Some children needing mental health services are forced to wait up to 18 months for treatment while four in 10 psychiatric services for young people are failing, a new report shows.

The Care Quality Commission (CQC), who commissioned the report, said that in one case young people were forced to wait as long as 493 days for treatment and 610 days for family therapy.

Elsewhere, services were setting their own targets for how quickly children should be seen, the CQC found, which varied greatly depending on a ‘postcode lottery’.

The research found that crisis care for suicidal young people or those with severe mental health problems was sometimes available only between 9am and 5pm, with night-time care provided by adult psychiatrists who lacked expertise in children’s mental health.

The research examined over 100 CQC reports of specialist child and teenage mental health services, rating 39 per cent as requiring improvement and two per cent as inadequate when it came to treating children quickly enough.

Children and young people are ‘repeatedly referred to different parts of the system after several services tell them they fail to meet the threshold for support’, the report said.

Charities and local authorities said the findings showed the urgency of the need for a new mental health service.
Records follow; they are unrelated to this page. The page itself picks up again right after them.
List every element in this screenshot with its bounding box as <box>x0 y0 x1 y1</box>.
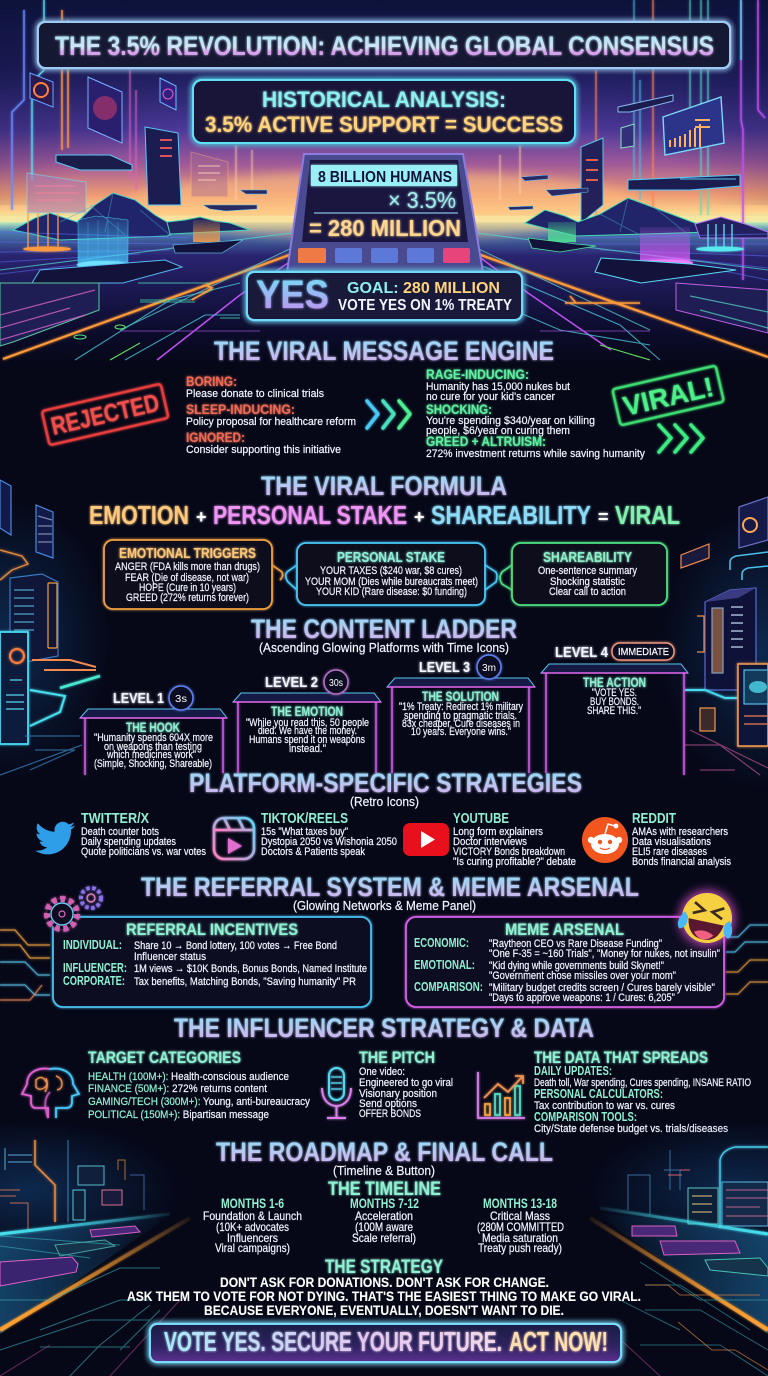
timeline: months 13-18: Media saturation <box>482 1232 558 1245</box>
subtitle: retro icons: (Retro Icons) <box>350 795 419 809</box>
button: vote yes: ACT NOW! <box>509 1326 608 1357</box>
subtitle: timeline and button: (Timeline & Button) <box>333 1164 435 1178</box>
text block: boring messages: BORING: <box>186 374 237 389</box>
timeline: months 7-12: Acceleration <box>355 1210 413 1223</box>
icon: growth chart <box>478 1072 525 1118</box>
timeline: months 13-18: (280M COMMITTED <box>477 1221 564 1234</box>
panel: referral incentives: Influencer status <box>134 951 206 963</box>
platform: reddit: AMAs with researchers <box>632 826 728 838</box>
stamp: rejected: REJECTED <box>48 389 162 441</box>
list: the pitch: OFFER BONDS <box>359 1108 421 1120</box>
calculator line: times 3.5%: × 3.5% <box>388 187 456 213</box>
panel: meme arsenal: COMPARISON: <box>414 980 483 994</box>
panel: personal stake: PERSONAL STAKE <box>337 550 445 566</box>
timeline: months 13-18: Treaty push ready) <box>478 1242 562 1255</box>
heading: referral system and meme arsenal: THE REFERRAL SYSTEM & MEME ARSENAL <box>141 872 639 902</box>
ladder level 1: (Simple, Shocking, Shareable) <box>94 758 212 770</box>
text block: the strategy: DON'T ASK FOR DONATIONS. DON'T ASK FOR CHANGE. <box>220 1275 549 1290</box>
background: top neon landscape <box>0 0 768 365</box>
ladder level 3: "1% Treaty: Redirect 1% military <box>399 701 523 713</box>
callout: historical analysis: HISTORICAL ANALYSIS: <box>262 87 506 112</box>
panel: personal stake: YOUR TAXES ($240 war, $8 cures) <box>320 565 462 577</box>
button: vote yes: VOTE YES. SECURE YOUR FUTURE. <box>164 1326 502 1357</box>
calculator line: 8 billion humans: 8 BILLION HUMANS <box>318 169 452 186</box>
panel: referral incentives: 1M views → $10K Bonds, Bonus Bonds, Named Institute <box>134 963 367 975</box>
ladder level 1: 3s <box>175 693 187 705</box>
platform: youtube: Doctor interviews <box>453 836 527 848</box>
floor grid lines <box>0 222 768 360</box>
timeline: months 13-18: Critical Mass <box>490 1210 550 1223</box>
timeline: months 7-12: (100M aware <box>355 1221 413 1234</box>
callout: historical analysis: 3.5% ACTIVE SUPPORT = SUCCESS <box>205 112 563 137</box>
panel: referral incentives: INDIVIDUAL: <box>63 938 122 952</box>
panel: personal stake: YOUR KID (Rare disease: $0 funding) <box>316 586 467 598</box>
list: the data that spreads: City/State defense budget vs. trials/diseases <box>534 1123 728 1135</box>
panel: meme arsenal: ECONOMIC: <box>414 936 469 950</box>
title banner <box>38 22 730 68</box>
panel: emotional triggers <box>104 540 272 609</box>
list: the data that spreads: Tax contribution to war vs. cures <box>534 1100 675 1112</box>
timeline: months 1-6 <box>203 1196 302 1255</box>
timeline: months 7-12: MONTHS 7-12 <box>350 1196 419 1211</box>
panel: personal stake <box>297 543 485 605</box>
formula line: = <box>598 507 609 527</box>
text block: viral messages: Humanity has 15,000 nukes but <box>426 381 571 393</box>
heading: platform-specific strategies: PLATFORM-SPECIFIC STRATEGIES <box>189 768 582 798</box>
icon: gears <box>47 888 101 929</box>
panel: meme arsenal: "One F-35 = ~160 Trials", "Money for nukes, not insulin" <box>489 948 720 960</box>
icon: reddit <box>582 817 628 863</box>
ladder level 2: Humans spend it on weapons <box>249 734 365 746</box>
subheading: the timeline: THE TIMELINE <box>328 1179 441 1200</box>
platform: twitter/x: Death counter bots <box>81 826 159 838</box>
platform: reddit <box>632 811 731 868</box>
panel: emotional triggers: ANGER (FDA kills more than drugs) <box>115 561 260 573</box>
ladder level 3: THE SOLUTION <box>422 689 499 704</box>
panel: personal stake: YOUR MOM (Dies while bureaucrats meet) <box>305 576 478 588</box>
goal badge <box>247 272 522 320</box>
list: target categories: GAMING/TECH (300M+): Young, anti-bureaucracy <box>88 1096 310 1108</box>
platform: youtube <box>453 811 576 868</box>
list: the pitch <box>359 1048 453 1120</box>
mountains <box>13 193 768 240</box>
panel: referral incentives: INFLUENCER: <box>63 961 127 975</box>
ladder level 3: 83x cheaper. Cure diseases in <box>402 718 520 730</box>
heading: the content ladder: THE CONTENT LADDER <box>251 614 517 644</box>
list: the pitch: Send options <box>359 1098 417 1110</box>
heading: the viral message engine: THE VIRAL MESSAGE ENGINE <box>214 336 554 366</box>
left screens and towers <box>27 73 267 213</box>
platform: tiktok/reels <box>261 811 397 858</box>
platform: tiktok/reels: Doctors & Patients speak <box>261 846 365 858</box>
ladder level 4: THE ACTION <box>583 675 646 690</box>
ladder level 1: which medicines work" <box>106 749 196 761</box>
text block: viral messages: 272% investment returns while saving humanity <box>426 448 645 460</box>
platform: twitter/x: Quote politicians vs. war votes <box>81 846 206 858</box>
panel: meme arsenal: EMOTIONAL: <box>414 958 475 972</box>
icon: twitter bird <box>35 822 75 854</box>
timeline: months 7-12 <box>350 1196 419 1245</box>
ladder level 4 <box>541 643 688 775</box>
platform: tiktok/reels: TIKTOK/REELS <box>261 811 348 827</box>
list: the pitch: Visionary position <box>359 1088 437 1100</box>
panel: shareability: One-sentence summary <box>538 565 637 577</box>
background: mid city right <box>660 497 768 790</box>
panel: meme arsenal: "Kid dying while governments build Skynet!" <box>489 960 664 972</box>
panel: referral incentives <box>53 917 371 1007</box>
timeline: months 1-6: Viral campaigns) <box>215 1242 290 1255</box>
big YES: YES <box>256 273 329 317</box>
text block: the strategy: ASK THEM TO VOTE FOR NOT DYING. THAT'S THE EASIEST THING TO MAKE GO VIRAL. <box>127 1289 641 1304</box>
subheading: the strategy: THE STRATEGY <box>325 1257 443 1278</box>
list: the pitch: One video: <box>359 1066 405 1078</box>
icon: tiktok/reels <box>214 818 254 859</box>
timeline: months 1-6: Influencers <box>227 1232 278 1245</box>
list: the data that spreads: THE DATA THAT SPREADS <box>534 1048 708 1067</box>
ladder level 2: died. We have the money. <box>258 725 357 737</box>
ladder level 2: "While you read this, 50 people <box>246 717 369 729</box>
ladder level 3: 10 years. Everyone wins." <box>411 726 511 738</box>
text block: boring messages: Please donate to clinical trials <box>186 388 324 400</box>
panel: meme arsenal: "Days to approve weapons: 1 / Cures: 6,205" <box>489 992 675 1004</box>
list: target categories: TARGET CATEGORIES <box>88 1048 241 1067</box>
platform: twitter/x <box>81 811 206 858</box>
platform: reddit: Bonds financial analysis <box>632 856 731 868</box>
panel: emotional triggers: GREED (272% returns forever) <box>126 592 249 604</box>
text block: the strategy: BECAUSE EVERYONE, EVENTUALLY, DOESN'T WANT TO DIE. <box>204 1303 564 1318</box>
panel: referral incentives: CORPORATE: <box>63 974 125 988</box>
divider and transform chevrons <box>367 371 410 460</box>
ladder level 4: LEVEL 4 <box>555 644 609 661</box>
text block: boring messages <box>186 374 356 456</box>
text block: viral messages: RAGE-INDUCING: <box>426 367 529 382</box>
background: bottom right cityscape and floor <box>588 1120 768 1376</box>
formula line: VIRAL <box>615 500 680 530</box>
formula line: SHAREABILITY <box>431 500 591 530</box>
heading: the viral formula: THE VIRAL FORMULA <box>261 471 507 501</box>
platform: twitter/x: TWITTER/X <box>81 811 149 827</box>
ladder level 2: 30s <box>329 677 343 689</box>
ladder level 4: SHARE THIS." <box>587 705 641 717</box>
formula line: EMOTION <box>89 500 189 530</box>
icon: viral chevrons <box>659 425 703 452</box>
platform: tiktok/reels: 15s "What taxes buy" <box>261 826 348 838</box>
list: target categories: POLITICAL (150M+): Bipartisan message <box>88 1109 269 1121</box>
platform: youtube: VICTORY Bonds breakdown <box>453 846 565 858</box>
text block: viral messages: people, $6/year on curing them <box>426 425 570 437</box>
list: the data that spreads: COMPARISON TOOLS: <box>534 1110 637 1124</box>
calculator buttons <box>298 248 470 263</box>
formula line <box>89 500 680 530</box>
stamp: viral: VIRAL! <box>620 371 717 422</box>
text block: the strategy <box>127 1275 641 1318</box>
ladder level 1: LEVEL 1 <box>113 690 164 707</box>
panel: meme arsenal: "Military budget credits screen / Cures barely visible" <box>489 982 715 994</box>
platform: youtube: YOUTUBE <box>453 811 509 827</box>
ladder level 1: "Humanity spends 604X more <box>94 732 213 744</box>
icon: laughing emoji <box>674 885 740 951</box>
link: formula box connectors <box>272 565 512 590</box>
icon: microphone <box>322 1068 351 1118</box>
background: mid city left <box>0 480 110 780</box>
formula line: PERSONAL STAKE <box>213 500 407 530</box>
list: the data that spreads: PERSONAL CALCULATORS: <box>534 1087 663 1101</box>
background: bottom left cityscape and floor <box>0 1120 190 1376</box>
ladder level 1 <box>80 686 227 775</box>
panel: shareability: Clear call to action <box>549 586 626 598</box>
formula line: + <box>414 507 425 527</box>
text block: boring messages: Consider supporting this initiative <box>186 444 341 456</box>
ladder level 2 <box>233 670 381 775</box>
timeline: months 1-6: Foundation & Launch <box>203 1210 302 1223</box>
timeline: months 7-12: Scale referral) <box>352 1232 416 1245</box>
timeline: months 1-6: (10K+ advocates <box>216 1221 289 1234</box>
icon: youtube <box>403 823 449 856</box>
panel: meme arsenal: "Government chose missiles over your mom" <box>489 970 676 982</box>
list: target categories: HEALTH (100M+): Health-conscious audience <box>88 1071 289 1083</box>
right screens and towers <box>508 95 740 223</box>
ladder level 2: LEVEL 2 <box>265 674 318 691</box>
heading: influencer strategy and data: THE INFLUENCER STRATEGY & DATA <box>174 1013 594 1043</box>
list: target categories <box>88 1048 310 1121</box>
formula line: + <box>196 507 207 527</box>
panel: meme arsenal: "Raytheon CEO vs Rare Disease Funding" <box>489 938 662 950</box>
ladder level 3: spending to pragmatic trials. <box>404 710 517 722</box>
heading: roadmap and final call: THE ROADMAP & FINAL CALL <box>216 1137 553 1167</box>
icon: two heads <box>22 1069 79 1118</box>
ladder level 2: instead." <box>289 743 326 755</box>
ladder level 3: 3m <box>482 662 496 674</box>
panel: meme arsenal <box>406 917 724 1007</box>
text block: viral messages: SHOCKING: <box>426 402 492 417</box>
calculator line: result: = 280 MILLION <box>309 215 461 241</box>
text block: boring messages: IGNORED: <box>186 430 245 445</box>
panel: referral incentives: Share 10 → Bond lottery, 100 votes → Free Bond <box>134 940 337 952</box>
text block: viral messages: You're spending $340/year on killing <box>426 415 595 427</box>
goal text: GOAL: 280 MILLION <box>347 280 500 297</box>
ladder level 4: BUY BONDS. <box>590 696 639 708</box>
subtitle: content ladder: (Ascending Glowing Platforms with Time Icons) <box>259 641 509 655</box>
list: the pitch: THE PITCH <box>359 1048 435 1067</box>
ladder level 3 <box>387 655 535 775</box>
panel: shareability: SHAREABILITY <box>543 550 632 566</box>
platform: youtube: "Is curing profitable?" debate <box>453 856 576 868</box>
text block: viral messages <box>426 367 645 460</box>
platform: reddit: Data visualisations <box>632 836 711 848</box>
platform: reddit: REDDIT <box>632 811 676 827</box>
ladder level 1: THE HOOK <box>126 720 180 735</box>
panel: meme arsenal: MEME ARSENAL <box>505 920 624 939</box>
panel: shareability: Shocking statistic <box>550 576 625 588</box>
platform: reddit: ELI5 rare diseases <box>632 846 707 858</box>
platform: youtube: Long form explainers <box>453 826 543 838</box>
text block: boring messages: SLEEP-INDUCING: <box>186 402 295 417</box>
panel: shareability <box>512 543 667 605</box>
list: the pitch: Engineered to go viral <box>359 1077 453 1089</box>
timeline: months 13-18: MONTHS 13-18 <box>483 1196 557 1211</box>
ladder level 1: on weapons than testing <box>104 741 202 753</box>
ladder level 3: LEVEL 3 <box>419 659 470 676</box>
platform: twitter/x: Daily spending updates <box>81 836 176 848</box>
list: target categories: FINANCE (50M+): 272% returns content <box>88 1083 268 1095</box>
vote text: VOTE YES ON 1% TREATY <box>338 297 512 314</box>
list: the data that spreads <box>534 1048 751 1135</box>
panel: emotional triggers: FEAR (Die of disease, not war) <box>125 572 249 584</box>
text block: viral messages: no cure for your kid's cancer <box>426 391 555 403</box>
holographic pedestals <box>0 213 768 346</box>
timeline: months 13-18 <box>477 1196 564 1255</box>
text block: viral messages: GREED + ALTRUISM: <box>426 434 546 449</box>
ladder level 4: "VOTE YES. <box>592 687 637 699</box>
calculator <box>287 154 483 272</box>
timeline: months 1-6: MONTHS 1-6 <box>221 1196 284 1211</box>
panel: emotional triggers: EMOTIONAL TRIGGERS <box>119 546 256 562</box>
subtitle: glowing networks: (Glowing Networks & Meme Panel) <box>293 899 476 913</box>
ladder level 4: IMMEDIATE <box>618 646 669 658</box>
callout: historical analysis <box>193 80 575 143</box>
panel: referral incentives: REFERRAL INCENTIVES <box>126 920 298 939</box>
background: circuit traces <box>0 925 768 1000</box>
list: the data that spreads: DAILY UPDATES: <box>534 1064 612 1078</box>
text block: boring messages: Policy proposal for healthcare reform <box>186 416 356 428</box>
ladder level 2: THE EMOTION <box>271 704 343 719</box>
platform: tiktok/reels: Dystopia 2050 vs Wishonia 2050 <box>261 836 397 848</box>
panel: referral incentives: Tax benefits, Matching Bonds, "Saving humanity" PR <box>134 976 356 988</box>
panel: emotional triggers: HOPE (Cure in 10 years) <box>139 582 236 594</box>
The Local Government Association said the report revealed the ‘fragmentation, complexity and variation of a service that investment alone cannot solve’.

Dr Paul Lelliott, lead for mental health at the CQC, said: “We must also address those times when a child or young person feels let down or not listened to and make sure the same level of support is available to each and every one of them.”

Claire Murdoch, NHS England’s mental health director, said: “Without a doubt, after years of drought, the NHS’s mental health funding taps have now been turned on. NHS England has also been explicit about the scale of unmet need, which recent improvements have inevitably only been able to begin to tackle.

“It’s going to take years of concerted practical effort to solve these service gaps – even with new money – given the time it inescapably takes to train the extra child psychiatrists, therapists and nurses required.”

Barbara Keeley, shadow mental health minister, said: “Labour will continue to call on the Tory government to invest in and ringfence mental health budgets as Labour pledged at the general election, so that money reaches the underfunded services on the front line.”

A Department of Health spokesperson said: “Our commitment to improving children’s mental healthcare is shown by our additional £1.4 billion investment, more trained staff and more children and young people accessing care. But there is more to do, which is why we commissioned this review and will publish a green paper on children and young people’s mental health by the end of the year.”